The 36-year-old Mr Li is stepping down from the chief executive's role in favour of Jack So, head of Hong Kong's MTR subway network, but is staying on as chairman.
At its peak, PCCW was a key player in the telecoms market, stunning investors with its purchase in 2000 of Cable & Wireless's HKT Hong Kong phone monopoly for US$28.5bn (£16.9bn).
But that was at the height of the market. Since then, PCCW's shares have lost 96.5% of their value, and debts incurred during the good years forced it to sell its mobile phone arm.
Still, Mr Li's departure from the firm he founded sparked a rally, pushing PCCW stock up 5% in early trading before the shares settled down to a 1% gain at HK$5.40.
Control
Mr So's main job will be to continue paying down the firm's debts - and to try to deal with the steady decline in the fixed-line phone revenues on which it increasingly relies.

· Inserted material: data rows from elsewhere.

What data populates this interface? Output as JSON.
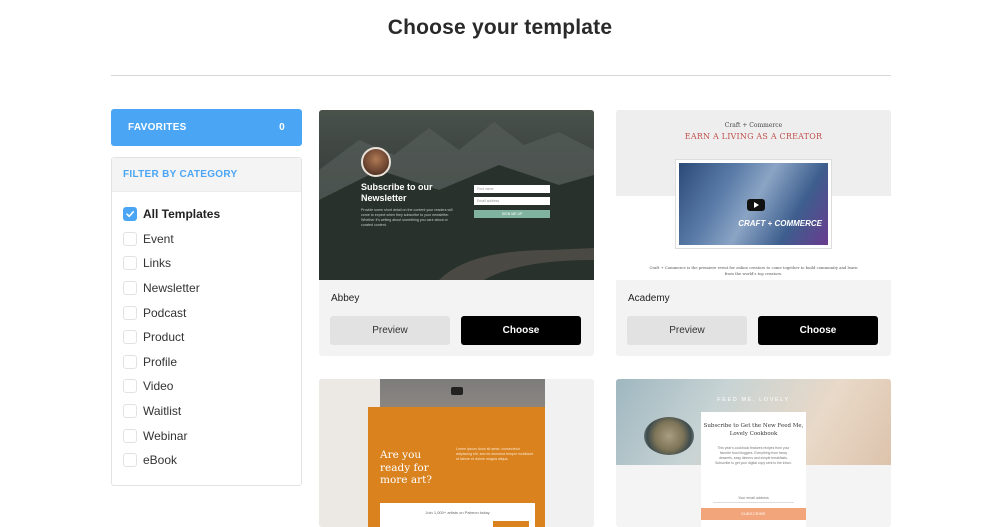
{
  "page": {
    "title": "Choose your template"
  },
  "sidebar": {
    "favorites_label": "FAVORITES",
    "favorites_count": "0",
    "filter_header": "FILTER BY CATEGORY",
    "categories": [
      {
        "label": "All Templates",
        "checked": true
      },
      {
        "label": "Event",
        "checked": false
      },
      {
        "label": "Links",
        "checked": false
      },
      {
        "label": "Newsletter",
        "checked": false
      },
      {
        "label": "Podcast",
        "checked": false
      },
      {
        "label": "Product",
        "checked": false
      },
      {
        "label": "Profile",
        "checked": false
      },
      {
        "label": "Video",
        "checked": false
      },
      {
        "label": "Waitlist",
        "checked": false
      },
      {
        "label": "Webinar",
        "checked": false
      },
      {
        "label": "eBook",
        "checked": false
      }
    ]
  },
  "templates": [
    {
      "name": "Abbey",
      "preview_label": "Preview",
      "choose_label": "Choose",
      "thumb": {
        "heading": "Subscribe to our Newsletter",
        "body": "Provide some short detail on the content your readers will come to expect when they subscribe to your newsletter. Whether it's writing about something you care about or curated content.",
        "field1": "First name",
        "field2": "Email address",
        "button": "SIGN ME UP"
      }
    },
    {
      "name": "Academy",
      "preview_label": "Preview",
      "choose_label": "Choose",
      "thumb": {
        "kicker": "Craft + Commerce",
        "headline": "EARN A LIVING AS A CREATOR",
        "brand": "CRAFT + COMMERCE",
        "caption": "Craft + Commerce is the premiere event for online creators to come together to build community and learn from the world's top creators."
      }
    },
    {
      "thumb": {
        "heading": "Are you ready for more art?",
        "body": "Lorem ipsum dolor sit amet, consectetur adipiscing elit, sed do eiusmod tempor incididunt ut labore et dolore magna aliqua.",
        "form_label": "Join 1,000+ artists on Patreon today"
      }
    },
    {
      "thumb": {
        "kicker": "FEED ME, LOVELY",
        "heading": "Subscribe to Get the New Feed Me, Lovely Cookbook",
        "body": "This year's cookbook features recipes from your favorite food bloggers. Everything from fancy desserts, easy dinners and simple breakfasts. Subscribe to get your digital copy sent to the inbox.",
        "email": "Your email address",
        "button": "SUBSCRIBE"
      }
    }
  ],
  "colors": {
    "accent": "#4aa6f5",
    "choose_bg": "#000000",
    "preview_bg": "#e2e2e2"
  }
}
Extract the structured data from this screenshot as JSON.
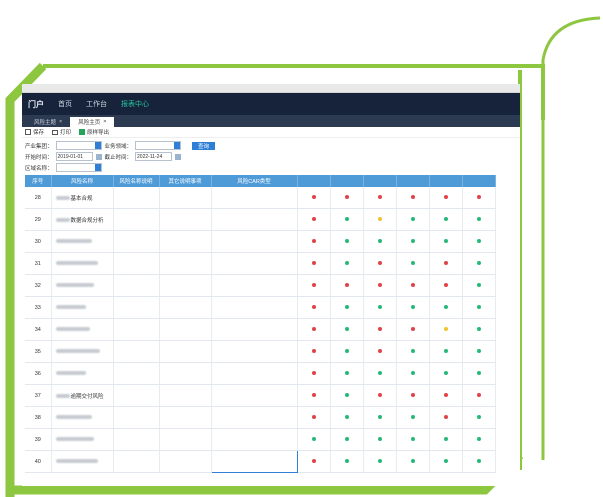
{
  "header": {
    "logo": "门户",
    "nav": [
      "首页",
      "工作台",
      "报表中心"
    ],
    "active_nav": 2
  },
  "tabs": [
    {
      "label": "风险主题"
    },
    {
      "label": "风险主页"
    }
  ],
  "toolbar": {
    "save": "保存",
    "print": "打印",
    "export": "原样导出"
  },
  "filters": {
    "industry_label": "产业集团：",
    "domain_label": "业务领域：",
    "start_label": "开始时间：",
    "start_value": "2019-01-01",
    "end_label": "截止时间：",
    "end_value": "2022-11-24",
    "region_label": "区域名称：",
    "query_btn": "查询"
  },
  "table": {
    "headers": [
      "序号",
      "风险名称",
      "风险名称说明",
      "其它说明事项",
      "风险CAR类型",
      "",
      "",
      "",
      "",
      "",
      ""
    ],
    "rows": [
      {
        "no": "28",
        "name": "基本合规"
      },
      {
        "no": "29",
        "name": "数据合规分析"
      },
      {
        "no": "30",
        "name": ""
      },
      {
        "no": "31",
        "name": ""
      },
      {
        "no": "32",
        "name": ""
      },
      {
        "no": "33",
        "name": ""
      },
      {
        "no": "34",
        "name": ""
      },
      {
        "no": "35",
        "name": ""
      },
      {
        "no": "36",
        "name": ""
      },
      {
        "no": "37",
        "name": "逾期交付风险"
      },
      {
        "no": "38",
        "name": ""
      },
      {
        "no": "39",
        "name": ""
      },
      {
        "no": "40",
        "name": ""
      }
    ],
    "status_colors": {
      "red": "#e0444a",
      "green": "#27b97a",
      "yellow": "#f2c230"
    },
    "status": [
      [
        "red",
        "red",
        "red",
        "red",
        "red",
        "red"
      ],
      [
        "red",
        "green",
        "yellow",
        "green",
        "green",
        "green"
      ],
      [
        "red",
        "green",
        "green",
        "green",
        "green",
        "green"
      ],
      [
        "red",
        "green",
        "red",
        "green",
        "red",
        "green"
      ],
      [
        "red",
        "red",
        "red",
        "red",
        "red",
        "green"
      ],
      [
        "red",
        "green",
        "green",
        "green",
        "green",
        "green"
      ],
      [
        "red",
        "green",
        "red",
        "red",
        "yellow",
        "green"
      ],
      [
        "red",
        "green",
        "red",
        "green",
        "green",
        "green"
      ],
      [
        "red",
        "green",
        "green",
        "green",
        "green",
        "green"
      ],
      [
        "red",
        "green",
        "red",
        "red",
        "red",
        "red"
      ],
      [
        "red",
        "green",
        "green",
        "green",
        "red",
        "green"
      ],
      [
        "green",
        "green",
        "green",
        "green",
        "green",
        "green"
      ],
      [
        "red",
        "green",
        "green",
        "green",
        "green",
        "green"
      ]
    ]
  }
}
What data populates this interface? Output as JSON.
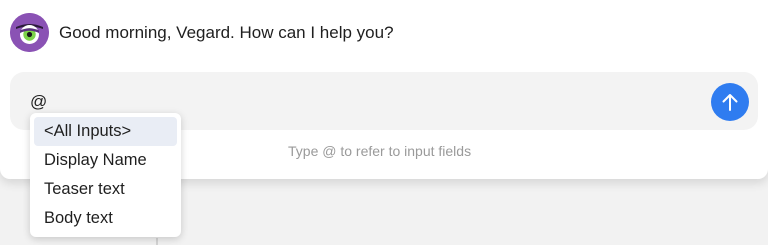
{
  "assistant": {
    "greeting": "Good morning, Vegard. How can I help you?"
  },
  "composer": {
    "input_value": "@",
    "hint": "Type @ to refer to input fields",
    "send_icon": "arrow-up-icon"
  },
  "mention_menu": {
    "items": [
      {
        "label": "<All Inputs>",
        "active": true
      },
      {
        "label": "Display Name",
        "active": false
      },
      {
        "label": "Teaser text",
        "active": false
      },
      {
        "label": "Body text",
        "active": false
      }
    ]
  },
  "colors": {
    "accent": "#2f7cf0",
    "avatar": "#8a52b4",
    "avatar_eye": "#7dd34a"
  }
}
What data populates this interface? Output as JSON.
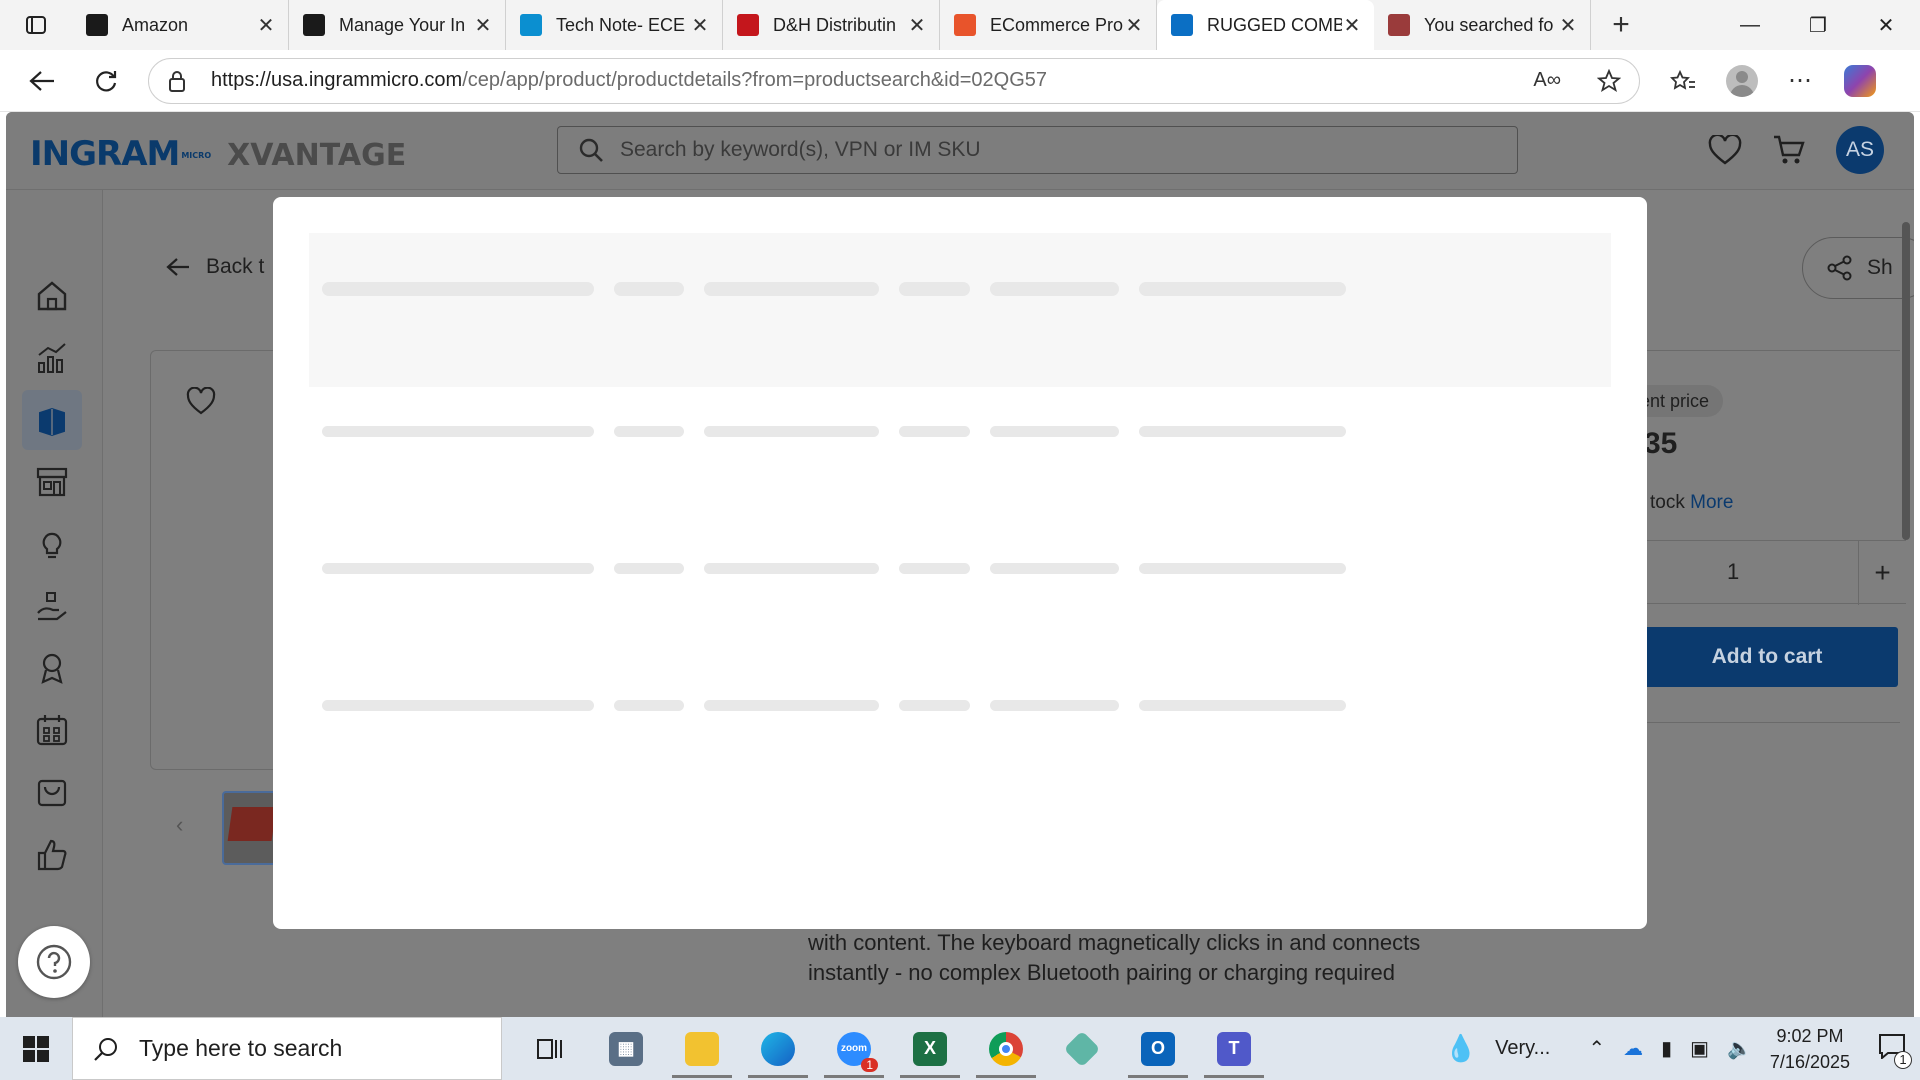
{
  "browser": {
    "tabs": [
      {
        "title": "Amazon",
        "favicon": "amazon-icon",
        "color": "#1a1a1a"
      },
      {
        "title": "Manage Your In",
        "favicon": "amazon-icon",
        "color": "#1a1a1a"
      },
      {
        "title": "Tech Note- ECE",
        "favicon": "ec-icon",
        "color": "#0b8fd0"
      },
      {
        "title": "D&H Distributin",
        "favicon": "dh-icon",
        "color": "#c4161c"
      },
      {
        "title": "ECommerce Pro",
        "favicon": "ecommerce-icon",
        "color": "#e8542b"
      },
      {
        "title": "RUGGED COMB",
        "favicon": "ingram-icon",
        "color": "#0b6fc4",
        "active": true
      },
      {
        "title": "You searched fo",
        "favicon": "search-results-icon",
        "color": "#9a3b3b"
      }
    ],
    "url_host": "https://usa.ingrammicro.com",
    "url_path": "/cep/app/product/productdetails?from=productsearch&id=02QG57"
  },
  "app": {
    "logo_main": "INGRAM",
    "logo_micro": "MICRO",
    "logo_sub": "XVANTAGE",
    "search_placeholder": "Search by keyword(s), VPN or IM SKU",
    "avatar_initials": "AS",
    "back_label": "Back t",
    "share_label": "Sh",
    "price_label": "ent price",
    "price_value": "35",
    "stock_text": "tock",
    "more_label": "More",
    "quantity": "1",
    "add_to_cart_label": "Add to cart",
    "description_lines": [
      "with content. The keyboard magnetically clicks in and connects",
      "instantly - no complex Bluetooth pairing or charging required"
    ],
    "brand_color": "#0b3a6e"
  },
  "taskbar": {
    "search_placeholder": "Type here to search",
    "weather": "Very...",
    "time": "9:02 PM",
    "date": "7/16/2025",
    "notification_count": "1",
    "zoom_badge": "1"
  }
}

But doubts remain as to whether he will really have a free hand, since Mr Li - who founded the business on the back of the Star satellite TV empire he built on a loan from his father, tycoon Li Ka-shing - still controls 37% of PCCW's shares.
And some investors are also concerned that having a non-telecoms executive in charge is a bad idea.
"(The appointment of Jack So) will push me further away because now I have to deal with a new head again," said James Cheng, director of Asia Strategic Investment Management Ltd.
"I don't know what he's going to do. If the top guy is not a telecoms guy, what does that mean?"